Je retrouve avec plaisir un auteur dont je suis devenu fan, Stuart Neville, dont le dernier livre sorti en 2017, Le silence pour toujours, est en fait le quatrième de la série Jack Lennon, ce flic catholique qui n’a pas hésité à exercer son métier au sein de la police à majorité protestante d’Irlande du Nord.

Étant donné les allusions aux tomes précédents et les personnages récurrents, je ne saurais trop recommander de lire cette série dans l’ordre de parution : Les Fantômes de Belfast, Collusion, Âmes volées, et Le Silence pour toujours.

Stuart Neville nous propose une fois de plus une histoire bien noire, où les règlements de compte sont encore et toujours l’héritage du passé peu glorieux que Belfast a connu.

Quand il était jeune, il n’y voyait guère plus qu’une grosse agglomération, avec ses usines mortes ou moribondes, ses citoyens dressés les uns contre les autres au milieu de ruines. Des gens si pleins de haine qu’ils ne comprenaient pas que leur véritable ennemi était la pauvreté contre laquelle ils auraient dû s’unir. Au lieu de quoi, ils se retranchaient dans des mondes où Eux s’opposaient à Nous, ils élevaient des barricades, et laissaient le sang couler.
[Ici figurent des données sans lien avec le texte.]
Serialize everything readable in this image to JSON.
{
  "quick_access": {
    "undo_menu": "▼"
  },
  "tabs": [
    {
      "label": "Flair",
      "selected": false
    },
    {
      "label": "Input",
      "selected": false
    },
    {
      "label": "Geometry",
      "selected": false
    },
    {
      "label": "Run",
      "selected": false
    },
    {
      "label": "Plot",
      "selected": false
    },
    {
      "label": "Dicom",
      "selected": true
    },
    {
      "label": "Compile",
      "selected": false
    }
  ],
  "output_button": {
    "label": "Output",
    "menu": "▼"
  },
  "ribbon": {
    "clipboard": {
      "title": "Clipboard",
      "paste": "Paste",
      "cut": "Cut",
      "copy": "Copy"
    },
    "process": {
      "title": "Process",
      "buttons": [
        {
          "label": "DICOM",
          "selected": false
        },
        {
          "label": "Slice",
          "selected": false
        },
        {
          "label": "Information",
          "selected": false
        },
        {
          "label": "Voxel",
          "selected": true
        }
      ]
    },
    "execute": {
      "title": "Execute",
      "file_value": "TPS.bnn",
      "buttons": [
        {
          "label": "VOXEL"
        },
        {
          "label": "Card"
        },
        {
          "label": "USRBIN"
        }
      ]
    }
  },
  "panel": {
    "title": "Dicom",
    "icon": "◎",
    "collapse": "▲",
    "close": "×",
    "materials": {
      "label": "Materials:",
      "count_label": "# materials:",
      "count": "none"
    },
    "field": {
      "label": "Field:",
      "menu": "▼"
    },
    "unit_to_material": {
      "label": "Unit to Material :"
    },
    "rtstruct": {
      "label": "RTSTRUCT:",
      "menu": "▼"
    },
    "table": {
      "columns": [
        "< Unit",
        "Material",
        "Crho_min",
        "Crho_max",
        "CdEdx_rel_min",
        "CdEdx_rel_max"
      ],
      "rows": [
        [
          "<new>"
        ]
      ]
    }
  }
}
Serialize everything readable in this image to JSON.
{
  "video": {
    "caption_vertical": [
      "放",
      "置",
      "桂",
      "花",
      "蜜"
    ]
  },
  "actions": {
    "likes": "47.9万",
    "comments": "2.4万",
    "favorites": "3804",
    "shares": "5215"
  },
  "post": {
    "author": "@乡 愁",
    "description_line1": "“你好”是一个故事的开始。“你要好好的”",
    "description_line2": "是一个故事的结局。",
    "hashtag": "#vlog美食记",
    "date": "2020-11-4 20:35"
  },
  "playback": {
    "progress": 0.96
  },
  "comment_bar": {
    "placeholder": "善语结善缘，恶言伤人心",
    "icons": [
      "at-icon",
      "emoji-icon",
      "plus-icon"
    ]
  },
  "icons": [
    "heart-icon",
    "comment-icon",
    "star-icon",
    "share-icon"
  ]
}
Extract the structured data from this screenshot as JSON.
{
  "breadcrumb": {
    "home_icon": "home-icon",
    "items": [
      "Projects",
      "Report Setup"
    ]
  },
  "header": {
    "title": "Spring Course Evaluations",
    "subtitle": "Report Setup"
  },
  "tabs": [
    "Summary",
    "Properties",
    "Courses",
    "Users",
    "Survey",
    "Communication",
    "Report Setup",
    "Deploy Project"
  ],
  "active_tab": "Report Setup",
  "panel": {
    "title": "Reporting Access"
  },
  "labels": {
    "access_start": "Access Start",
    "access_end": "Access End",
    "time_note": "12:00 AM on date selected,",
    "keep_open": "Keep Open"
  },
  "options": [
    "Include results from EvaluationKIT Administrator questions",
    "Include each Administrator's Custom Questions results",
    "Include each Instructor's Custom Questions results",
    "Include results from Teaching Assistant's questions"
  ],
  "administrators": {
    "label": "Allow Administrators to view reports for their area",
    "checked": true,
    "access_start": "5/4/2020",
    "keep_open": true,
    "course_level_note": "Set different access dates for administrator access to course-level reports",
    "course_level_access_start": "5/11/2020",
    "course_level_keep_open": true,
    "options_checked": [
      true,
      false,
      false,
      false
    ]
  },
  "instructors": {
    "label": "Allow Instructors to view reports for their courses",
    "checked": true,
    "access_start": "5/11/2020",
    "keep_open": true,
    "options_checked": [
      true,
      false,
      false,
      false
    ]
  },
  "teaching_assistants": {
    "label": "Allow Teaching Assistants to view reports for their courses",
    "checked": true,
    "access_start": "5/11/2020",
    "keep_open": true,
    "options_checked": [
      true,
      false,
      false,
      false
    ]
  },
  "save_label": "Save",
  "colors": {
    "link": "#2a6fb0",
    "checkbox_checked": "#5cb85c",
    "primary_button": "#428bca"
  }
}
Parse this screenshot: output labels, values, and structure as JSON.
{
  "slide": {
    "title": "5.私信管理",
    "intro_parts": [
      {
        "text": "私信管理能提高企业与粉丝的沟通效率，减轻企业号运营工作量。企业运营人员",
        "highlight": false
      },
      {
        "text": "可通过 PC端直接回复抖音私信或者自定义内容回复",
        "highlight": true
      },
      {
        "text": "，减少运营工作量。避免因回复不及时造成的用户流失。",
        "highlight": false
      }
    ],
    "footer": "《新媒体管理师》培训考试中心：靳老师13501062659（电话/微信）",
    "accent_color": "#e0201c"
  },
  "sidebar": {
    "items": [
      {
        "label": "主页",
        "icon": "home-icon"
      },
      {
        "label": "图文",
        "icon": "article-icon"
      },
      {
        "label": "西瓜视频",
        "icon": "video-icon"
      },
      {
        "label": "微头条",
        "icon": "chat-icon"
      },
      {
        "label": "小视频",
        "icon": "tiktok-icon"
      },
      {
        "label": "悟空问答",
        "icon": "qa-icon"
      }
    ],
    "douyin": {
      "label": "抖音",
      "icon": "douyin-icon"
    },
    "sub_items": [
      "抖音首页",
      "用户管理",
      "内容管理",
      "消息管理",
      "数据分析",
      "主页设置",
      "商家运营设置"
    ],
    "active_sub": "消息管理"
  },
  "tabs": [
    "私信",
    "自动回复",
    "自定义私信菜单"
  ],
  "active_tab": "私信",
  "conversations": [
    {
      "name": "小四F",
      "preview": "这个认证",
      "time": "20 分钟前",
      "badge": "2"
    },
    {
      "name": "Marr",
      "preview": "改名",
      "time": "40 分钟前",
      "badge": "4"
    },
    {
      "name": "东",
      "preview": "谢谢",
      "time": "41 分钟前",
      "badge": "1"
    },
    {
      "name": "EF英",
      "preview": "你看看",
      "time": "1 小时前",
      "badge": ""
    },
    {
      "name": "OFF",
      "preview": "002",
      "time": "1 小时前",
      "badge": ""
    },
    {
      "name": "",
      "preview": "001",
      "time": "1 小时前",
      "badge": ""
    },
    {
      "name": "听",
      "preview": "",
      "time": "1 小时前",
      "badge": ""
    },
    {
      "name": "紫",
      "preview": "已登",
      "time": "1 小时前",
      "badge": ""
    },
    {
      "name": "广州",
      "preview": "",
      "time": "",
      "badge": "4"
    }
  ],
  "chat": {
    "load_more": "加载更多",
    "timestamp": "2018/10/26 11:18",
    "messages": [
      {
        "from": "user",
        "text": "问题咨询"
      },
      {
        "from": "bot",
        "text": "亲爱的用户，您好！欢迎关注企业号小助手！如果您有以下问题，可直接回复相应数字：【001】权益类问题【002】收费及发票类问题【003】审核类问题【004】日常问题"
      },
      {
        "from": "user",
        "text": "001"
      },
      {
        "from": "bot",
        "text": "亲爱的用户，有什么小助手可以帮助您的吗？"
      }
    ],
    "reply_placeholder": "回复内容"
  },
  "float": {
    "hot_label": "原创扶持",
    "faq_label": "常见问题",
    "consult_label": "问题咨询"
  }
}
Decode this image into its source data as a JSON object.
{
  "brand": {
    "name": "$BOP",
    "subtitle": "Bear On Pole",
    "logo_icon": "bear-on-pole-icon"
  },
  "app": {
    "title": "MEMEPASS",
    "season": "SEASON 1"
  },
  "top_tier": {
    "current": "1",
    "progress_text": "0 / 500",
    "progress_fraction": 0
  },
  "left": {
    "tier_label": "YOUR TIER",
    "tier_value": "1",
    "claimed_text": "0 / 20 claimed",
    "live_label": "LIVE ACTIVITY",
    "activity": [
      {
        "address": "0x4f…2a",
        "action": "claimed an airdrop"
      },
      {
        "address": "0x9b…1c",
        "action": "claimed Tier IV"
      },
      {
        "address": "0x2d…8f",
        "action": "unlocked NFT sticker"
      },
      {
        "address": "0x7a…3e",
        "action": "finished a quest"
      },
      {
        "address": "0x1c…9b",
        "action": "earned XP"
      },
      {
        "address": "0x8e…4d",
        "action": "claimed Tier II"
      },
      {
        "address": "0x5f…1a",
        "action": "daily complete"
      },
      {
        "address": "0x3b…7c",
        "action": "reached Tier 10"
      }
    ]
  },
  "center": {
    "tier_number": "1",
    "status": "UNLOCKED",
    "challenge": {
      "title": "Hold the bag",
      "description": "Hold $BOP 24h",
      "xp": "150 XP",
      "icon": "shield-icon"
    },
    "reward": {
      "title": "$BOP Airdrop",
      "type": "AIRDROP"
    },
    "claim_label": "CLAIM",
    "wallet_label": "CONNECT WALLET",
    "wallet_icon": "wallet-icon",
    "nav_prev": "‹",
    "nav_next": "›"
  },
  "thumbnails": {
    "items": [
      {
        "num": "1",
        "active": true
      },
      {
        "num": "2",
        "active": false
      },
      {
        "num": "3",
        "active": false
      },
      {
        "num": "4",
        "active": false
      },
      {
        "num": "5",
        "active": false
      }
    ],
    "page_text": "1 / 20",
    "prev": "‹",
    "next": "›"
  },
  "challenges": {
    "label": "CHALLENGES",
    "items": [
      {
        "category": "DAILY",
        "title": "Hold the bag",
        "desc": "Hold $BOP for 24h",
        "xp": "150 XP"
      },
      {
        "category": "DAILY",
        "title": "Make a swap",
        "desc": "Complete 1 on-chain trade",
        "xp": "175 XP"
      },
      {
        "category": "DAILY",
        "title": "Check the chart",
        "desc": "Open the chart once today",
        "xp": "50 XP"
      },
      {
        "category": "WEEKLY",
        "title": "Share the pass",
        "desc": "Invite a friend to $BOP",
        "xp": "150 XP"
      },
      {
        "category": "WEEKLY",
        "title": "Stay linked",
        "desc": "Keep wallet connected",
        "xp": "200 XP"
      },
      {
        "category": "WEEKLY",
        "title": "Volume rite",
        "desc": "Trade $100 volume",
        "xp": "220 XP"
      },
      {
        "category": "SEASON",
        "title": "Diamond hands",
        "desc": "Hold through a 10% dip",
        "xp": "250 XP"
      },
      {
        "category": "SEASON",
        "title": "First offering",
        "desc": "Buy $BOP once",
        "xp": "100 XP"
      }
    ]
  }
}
On retrouve Jack Lennon, flic toujours sur pied, mais boitant bas, accro aux analgésiques, en congé de maladie et risquant la suspension suite à une fusillade avec un autre officier qui tentait de l’assassiner (Âmes volées). Heureusement pour lui, son nouveau superviseur, la DCI Serena Flanagan, semble être complètement honnête et exempte de tout lien passé douteux, ce qui s’avère exceptionnel dans le monde de Lennon. Toutefois elle se méfie beaucoup de lui, étant donné ses états de service et les accusations dont il fait l’objet.

Ainsi, Jack n’est pas en pleine forme quand il est contacté par une ex, Rea Carlisle. Elle vient de découvrir dans la maison d’un oncle décédé un album atroce relatant des assassinats dont l’oncle a été complice au fil des années. Le propre père de Rea, un éminent politicien unioniste, membre de l’Assemblée d’Irlande du Nord, apparaît aussi sur une photo, ce qui devient un élément particulièrement compromettant pour la suite de sa carrière. Le temps qu’un Jack sceptique vienne la voir, l’album a été volé. Peu après sa visite, Rea est sauvagement assassinée, et Jack est le dernier à avoir été vu entrant chez elle.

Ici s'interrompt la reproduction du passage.